Interestingly, all three of these early Cages are dark comedies, though Jewison's is only dark literally, i.e. clothed a beautiful palette of black fabrics, red roses, and silvery nights, overflowing with dark color and un-cliche'd character, climaxing in a family breakfast where all grievances are aired, love declared, and Olympia Dukakis steals the film with little more than a series exasperated but resigned sighs. Forget Scorsese, it was this film that made me proud to be dating overlapping Italian-American chicks (whilst at SU), their dark mothering oomph compensating for their tendency to wear way too much make-up and perfume when they 'dressed up' to meet your parents.

"As Red, a woodsman (aka lumberjack, for the chainsaw hath replaced yon axe), Cage starts out soft and intimate, but then gets mad, walks with his gut out, his butt lit, his eyes covered with shades instead of goggles when he uses his home forge, probably a good drinking buddy, guzzling his shower vodka in his underwear and pouring it over his open wounds, howling in a way that's new for the actor--not nasal and hysterical but deep, tragic and genuinely scary, riding a demonic ATV through the wild north woods in the dead of night, and fighting chainsaw duels, burning churches, doing every drug in sight, crushing skulls, losing his shit over a demon ripping his favorite shirt, saying wild shit like "a psychotic drowns where a mystic swims" and telling super-cool Bill Duke he needs his crossbow back because he's hunting "Jesus freaks" (spoilers why); oh my god- he's tremendous! (full)

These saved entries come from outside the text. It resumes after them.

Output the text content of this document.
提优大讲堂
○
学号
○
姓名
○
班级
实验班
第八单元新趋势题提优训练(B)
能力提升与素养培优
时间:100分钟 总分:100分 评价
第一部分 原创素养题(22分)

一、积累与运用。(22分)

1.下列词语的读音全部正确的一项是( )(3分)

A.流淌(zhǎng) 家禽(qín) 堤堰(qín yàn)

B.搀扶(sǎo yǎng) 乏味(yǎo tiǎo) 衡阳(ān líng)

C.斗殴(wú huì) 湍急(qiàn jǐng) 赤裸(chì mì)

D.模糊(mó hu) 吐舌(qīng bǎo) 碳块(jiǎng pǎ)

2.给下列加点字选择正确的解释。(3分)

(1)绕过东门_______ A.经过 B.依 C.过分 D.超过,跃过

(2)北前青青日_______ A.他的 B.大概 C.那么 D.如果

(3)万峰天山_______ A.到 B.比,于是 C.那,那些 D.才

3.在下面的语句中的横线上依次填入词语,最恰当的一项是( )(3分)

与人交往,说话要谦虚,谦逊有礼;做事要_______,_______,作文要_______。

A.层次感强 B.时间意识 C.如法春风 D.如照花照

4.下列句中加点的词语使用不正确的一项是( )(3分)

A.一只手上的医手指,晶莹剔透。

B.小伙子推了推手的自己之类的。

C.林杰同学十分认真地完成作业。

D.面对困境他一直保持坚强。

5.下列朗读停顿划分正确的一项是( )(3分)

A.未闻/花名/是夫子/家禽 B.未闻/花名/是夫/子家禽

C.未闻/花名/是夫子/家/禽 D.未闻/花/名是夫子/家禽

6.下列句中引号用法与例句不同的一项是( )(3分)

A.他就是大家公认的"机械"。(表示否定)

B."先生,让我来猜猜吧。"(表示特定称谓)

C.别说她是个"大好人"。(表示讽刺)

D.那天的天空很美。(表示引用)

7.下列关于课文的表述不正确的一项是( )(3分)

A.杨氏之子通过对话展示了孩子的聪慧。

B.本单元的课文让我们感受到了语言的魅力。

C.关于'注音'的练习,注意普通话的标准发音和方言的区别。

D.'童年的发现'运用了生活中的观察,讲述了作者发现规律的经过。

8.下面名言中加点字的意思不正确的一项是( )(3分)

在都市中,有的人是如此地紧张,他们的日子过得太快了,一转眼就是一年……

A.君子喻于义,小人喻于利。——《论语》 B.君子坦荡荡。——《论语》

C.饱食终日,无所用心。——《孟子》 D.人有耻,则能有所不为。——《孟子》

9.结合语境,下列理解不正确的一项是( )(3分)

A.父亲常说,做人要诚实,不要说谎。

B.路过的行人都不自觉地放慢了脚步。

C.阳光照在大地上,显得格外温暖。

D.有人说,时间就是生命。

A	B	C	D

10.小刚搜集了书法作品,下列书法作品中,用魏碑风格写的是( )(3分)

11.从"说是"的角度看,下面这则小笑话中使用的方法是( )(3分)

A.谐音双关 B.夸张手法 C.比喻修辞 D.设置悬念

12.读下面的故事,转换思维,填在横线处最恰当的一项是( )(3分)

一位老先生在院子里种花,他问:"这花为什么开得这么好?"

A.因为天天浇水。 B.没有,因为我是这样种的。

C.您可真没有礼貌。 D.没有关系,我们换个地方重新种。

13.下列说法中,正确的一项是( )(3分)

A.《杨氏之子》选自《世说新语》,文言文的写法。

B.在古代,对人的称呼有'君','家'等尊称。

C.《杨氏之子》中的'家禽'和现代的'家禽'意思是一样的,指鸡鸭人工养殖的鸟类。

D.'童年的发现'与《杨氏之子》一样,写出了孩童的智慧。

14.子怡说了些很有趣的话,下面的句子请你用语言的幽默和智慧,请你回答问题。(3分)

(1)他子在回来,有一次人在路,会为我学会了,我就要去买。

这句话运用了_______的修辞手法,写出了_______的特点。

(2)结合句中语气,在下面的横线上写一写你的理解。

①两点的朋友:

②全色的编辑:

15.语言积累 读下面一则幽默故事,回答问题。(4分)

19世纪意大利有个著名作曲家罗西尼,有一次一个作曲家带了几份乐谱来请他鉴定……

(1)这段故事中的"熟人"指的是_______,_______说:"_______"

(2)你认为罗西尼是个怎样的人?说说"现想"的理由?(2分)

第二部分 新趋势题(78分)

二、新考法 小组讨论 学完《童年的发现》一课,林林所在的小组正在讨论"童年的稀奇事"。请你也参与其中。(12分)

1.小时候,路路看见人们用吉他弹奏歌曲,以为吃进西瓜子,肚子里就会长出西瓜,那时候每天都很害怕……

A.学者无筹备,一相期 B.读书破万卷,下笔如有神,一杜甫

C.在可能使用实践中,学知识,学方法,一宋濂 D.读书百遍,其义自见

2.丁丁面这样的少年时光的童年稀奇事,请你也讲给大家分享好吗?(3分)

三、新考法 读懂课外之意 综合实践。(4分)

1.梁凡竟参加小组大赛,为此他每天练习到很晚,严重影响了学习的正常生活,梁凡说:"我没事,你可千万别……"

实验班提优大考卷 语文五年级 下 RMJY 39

  1. Have you seen the Nicolas Cage chart, that places each performance on an x axis ("seroius" to "mental" and y axis ("brilliant" to "rubbish")? Fantastic chartt, and well worth the career.

    I saw part of "Bad Lietenant" once, when I was doing something else and had the TV on mute. I knew it was Herzog, but still ended up spending my time, without the sound on, trying to figure out if Cage was supposed to have syphilis (Vonnegut says that late-stage syphilis makes people unable to bend their joints). I still don't know the answer to whether he did.

    Anyway, brilliant stuff. Cage's career is a bizarre goldmine. Ghost Rider 2!

    1. Katy@ you're right that Nicolas Cage's post-Oscar winning/Straight-To-VOD/DVD/Blu Ray career has become quite the bizarre goldmine(ala John Cusack,Ray Milland,Rod Steiger,and Michael Madsen).